Thanks to Supreme Court decision, Merck gets another chance to throw out Fosamax claims
In a temporary relief for Merck amid ongoing legal drama surrounding its osteoporosis drug Fosamax, the Supreme Court has vacated the judgment of a lower court and directed it to reconsider a ruling that allowed lawsuits to go to trial.
While the justices did not weigh in on the merits of those lawsuits, the decision revives Merck’s hopes of throwing out hundreds of patients claims, which accuse the pharma giant of violating state laws by neglecting to warn them of risks associated with Fosamax for over a decade. Even though scientists had speculated that Fosamax — a bisphosphonate designed to prevent osteoporotic fractures — could increase the risk of atypical femoral fractures before the FDA approved the drug in 1995, the label did not feature a warning on that score. Despite subsequent evidence from patient reports confirming the risk, a warning was not added until 2010 following an order from regulators.
Why didn’t Merck do anything about it during that time? It’s not for lack of trying, the company argues. Rather, its attempt to add a warning to the label was rejected by the FDA, freeing it of any legal responsibility for failure to warn.
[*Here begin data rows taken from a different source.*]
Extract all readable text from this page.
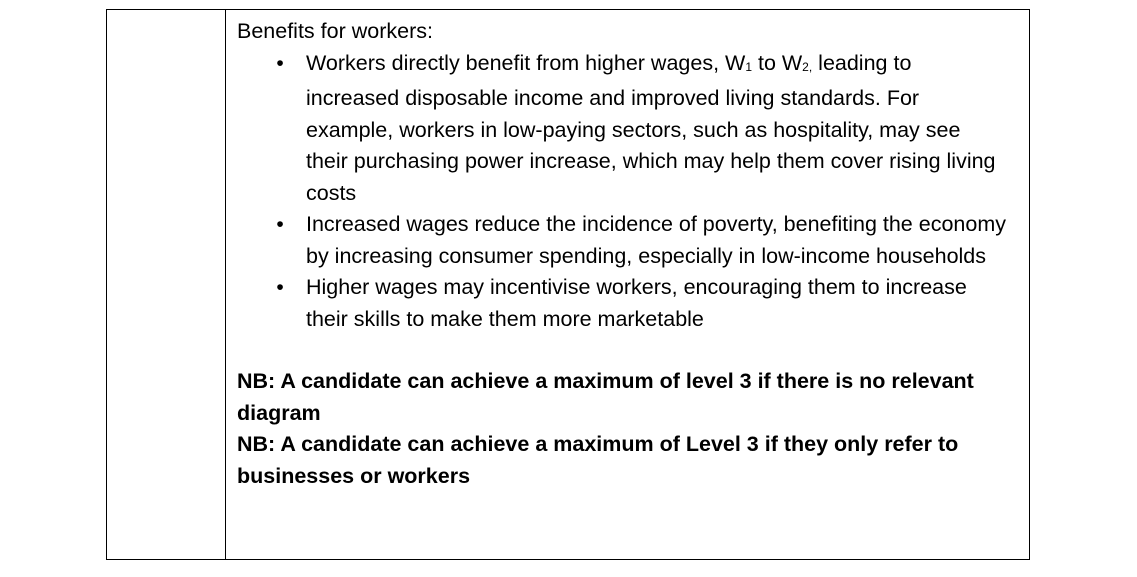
Benefits for workers:

• Workers directly benefit from higher wages, $W_1$ to $W_{2,}$ leading to increased disposable income and improved living standards. For example, workers in low-paying sectors, such as hospitality, may see their purchasing power increase, which may help them cover rising living costs
• Increased wages reduce the incidence of poverty, benefiting the economy by increasing consumer spending, especially in low-income households
• Higher wages may incentivise workers, encouraging them to increase their skills to make them more marketable

NB: A candidate can achieve a maximum of level 3 if there is no relevant diagram

NB: A candidate can achieve a maximum of Level 3 if they only refer to businesses or workers
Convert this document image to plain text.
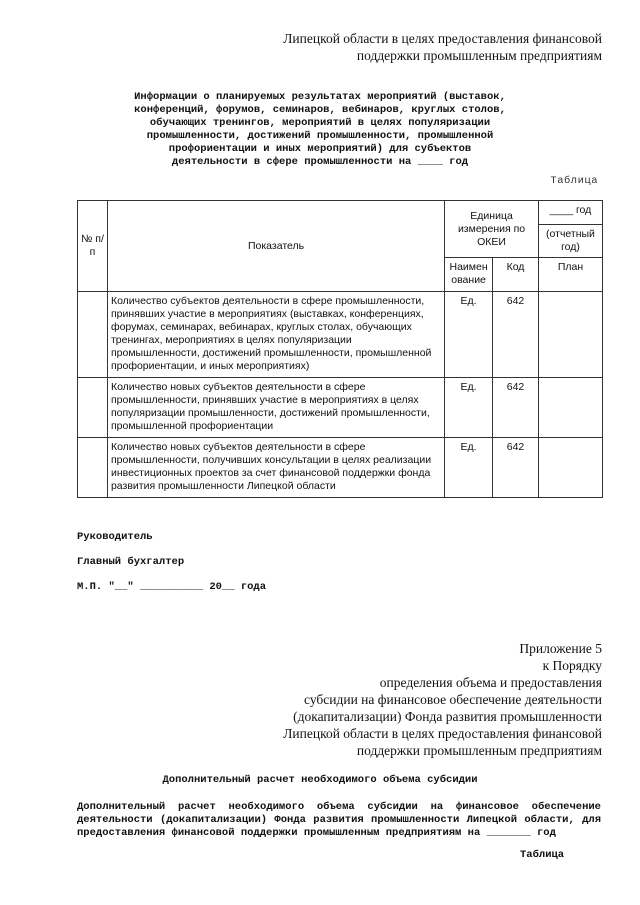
Липецкой области в целях предоставления финансовой
поддержки промышленным предприятиям
Информации о планируемых результатах мероприятий (выставок,
конференций, форумов, семинаров, вебинаров, круглых столов,
обучающих тренингов, мероприятий в целях популяризации
промышленности, достижений промышленности, промышленной
профориентации и иных мероприятий) для субъектов
деятельности в сфере промышленности на ____ год
Таблица
№ п/п	Показатель	Единица измерения по ОКЕИ		____ год
				(отчетный год)
		Наименование	Код	План
	Количество субъектов деятельности в сфере промышленности, принявших участие в мероприятиях (выставках, конференциях, форумах, семинарах, вебинарах, круглых столах, обучающих тренингах, мероприятиях в целях популяризации промышленности, достижений промышленности, промышленной профориентации, и иных мероприятиях)	Ед.	642	
	Количество новых субъектов деятельности в сфере промышленности, принявших участие в мероприятиях в целях популяризации промышленности, достижений промышленности, промышленной профориентации	Ед.	642	
	Количество новых субъектов деятельности в сфере промышленности, получивших консультации в целях реализации инвестиционных проектов за счет финансовой поддержки фонда развития промышленности Липецкой области	Ед.	642	
Руководитель
Главный бухгалтер
М.П. "__" __________ 20__ года
Приложение 5
к Порядку
определения объема и предоставления
субсидии на финансовое обеспечение деятельности
(докапитализации) Фонда развития промышленности
Липецкой области в целях предоставления финансовой
поддержки промышленным предприятиям
Дополнительный расчет необходимого объема субсидии
Дополнительный расчет необходимого объема субсидии на финансовое обеспечение деятельности (докапитализации) Фонда развития промышленности Липецкой области, для предоставления финансовой поддержки промышленным предприятиям на _______ год
Таблица
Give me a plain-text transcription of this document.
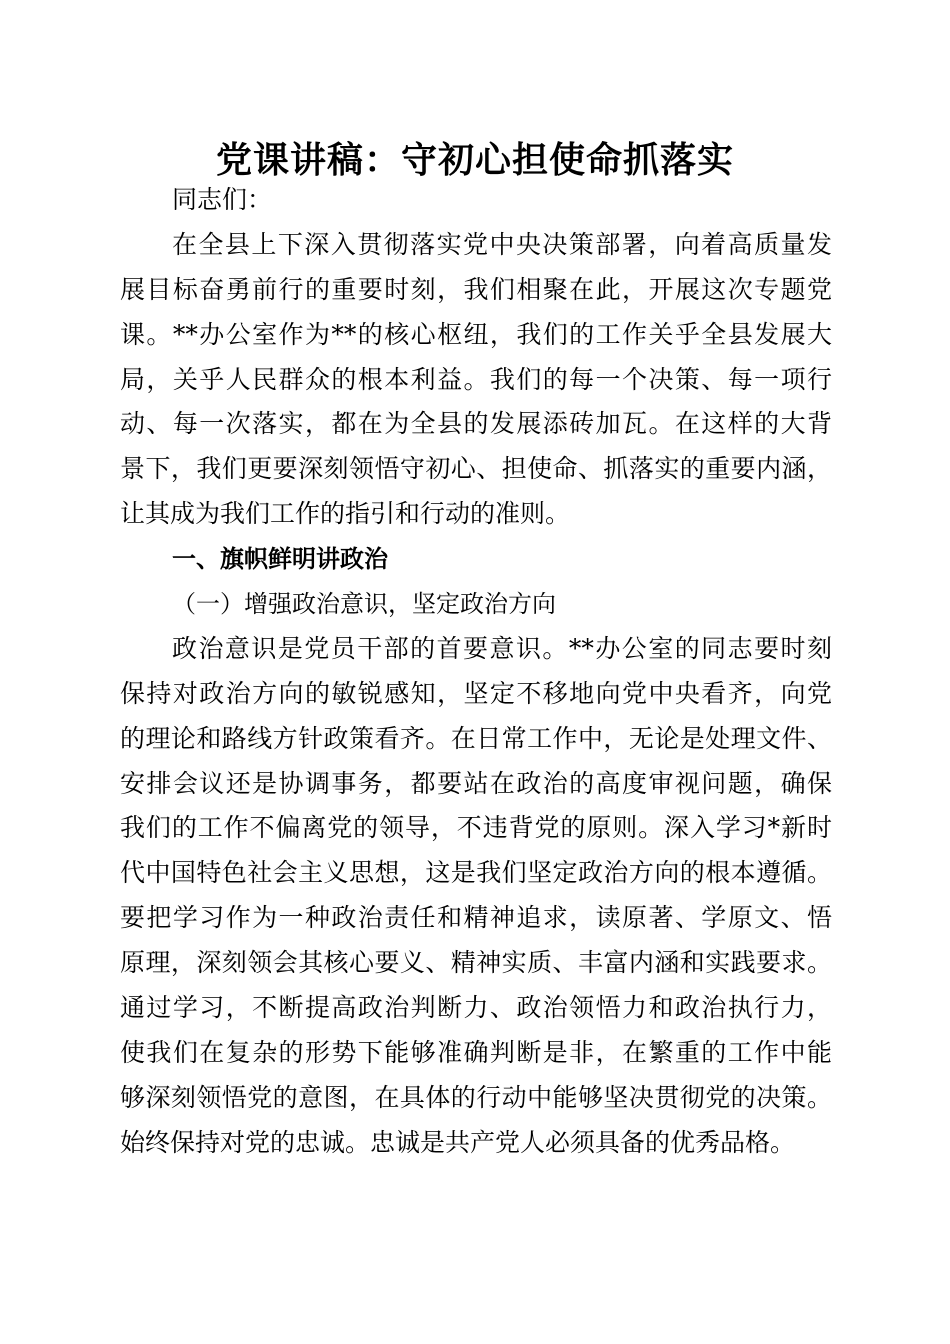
党课讲稿：守初心担使命抓落实
同志们：
在全县上下深入贯彻落实党中央决策部署，向着高质量发
展目标奋勇前行的重要时刻，我们相聚在此，开展这次专题党
课。**办公室作为**的核心枢纽，我们的工作关乎全县发展大
局，关乎人民群众的根本利益。我们的每一个决策、每一项行
动、每一次落实，都在为全县的发展添砖加瓦。在这样的大背
景下，我们更要深刻领悟守初心、担使命、抓落实的重要内涵，
让其成为我们工作的指引和行动的准则。
一、旗帜鲜明讲政治
（一）增强政治意识，坚定政治方向
政治意识是党员干部的首要意识。**办公室的同志要时刻
保持对政治方向的敏锐感知，坚定不移地向党中央看齐，向党
的理论和路线方针政策看齐。在日常工作中，无论是处理文件、
安排会议还是协调事务，都要站在政治的高度审视问题，确保
我们的工作不偏离党的领导，不违背党的原则。深入学习*新时
代中国特色社会主义思想，这是我们坚定政治方向的根本遵循。
要把学习作为一种政治责任和精神追求，读原著、学原文、悟
原理，深刻领会其核心要义、精神实质、丰富内涵和实践要求。
通过学习，不断提高政治判断力、政治领悟力和政治执行力，
使我们在复杂的形势下能够准确判断是非，在繁重的工作中能
够深刻领悟党的意图，在具体的行动中能够坚决贯彻党的决策。
始终保持对党的忠诚。忠诚是共产党人必须具备的优秀品格。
Key to validating that argument is a legal principle in federal-state relations known as pre-emption. In this case — following a 2009 precedent set in Wyeth v. Levine — it means that when there is “clear evidence” that the FDA would not have approved the warning that state law requires, the drug manufacturer could not be blamed for failing to comply with that state law.
The plaintiffs might disagree on whether that criteria is met. In fact, Justice Stephen Breyer acknowledged in the majority opinion that the FDA turned down Merck’s proposed change on the grounds that it was “inadequate” and invited them to resubmit an application to fully address its deficiencies. But that’s up for a judge, not a jury, to decide — contradicting the decision of the 2017 ruling by the Court of Appeals for the Third Circuit.
That’s where the case, 17-290 Merck Sharp & Dohme Corp. v. Albrecht, is headed back now.
From the headnote summing up the unanimous ruling:
The question of agency disapproval is primarily one of law for a judge to decide. The question often involves the use of legal skills to determine whether agency disapproval fits facts that are not in dispute. Moreover, judges, rather than lay juries, are better equipped to evaluate the nature and scope of an agency’s determination, and are better suited to understand and to interpret agency decisions in light of the governing statutory and regulatory context. While contested brute facts will sometimes prove relevant to a court’s legal determination about the meaning and effect of an agency decision, such factual questions are subsumed within an already tightly circumscribed legal analysis and do not warrant submission alone or together with the larger pre-emption question to a jury.
Lawsuits against Merck on Fosamax first emerged around 2009, after the drug had gone generic. It still garnered $209 million in sales last year, according to financial reports.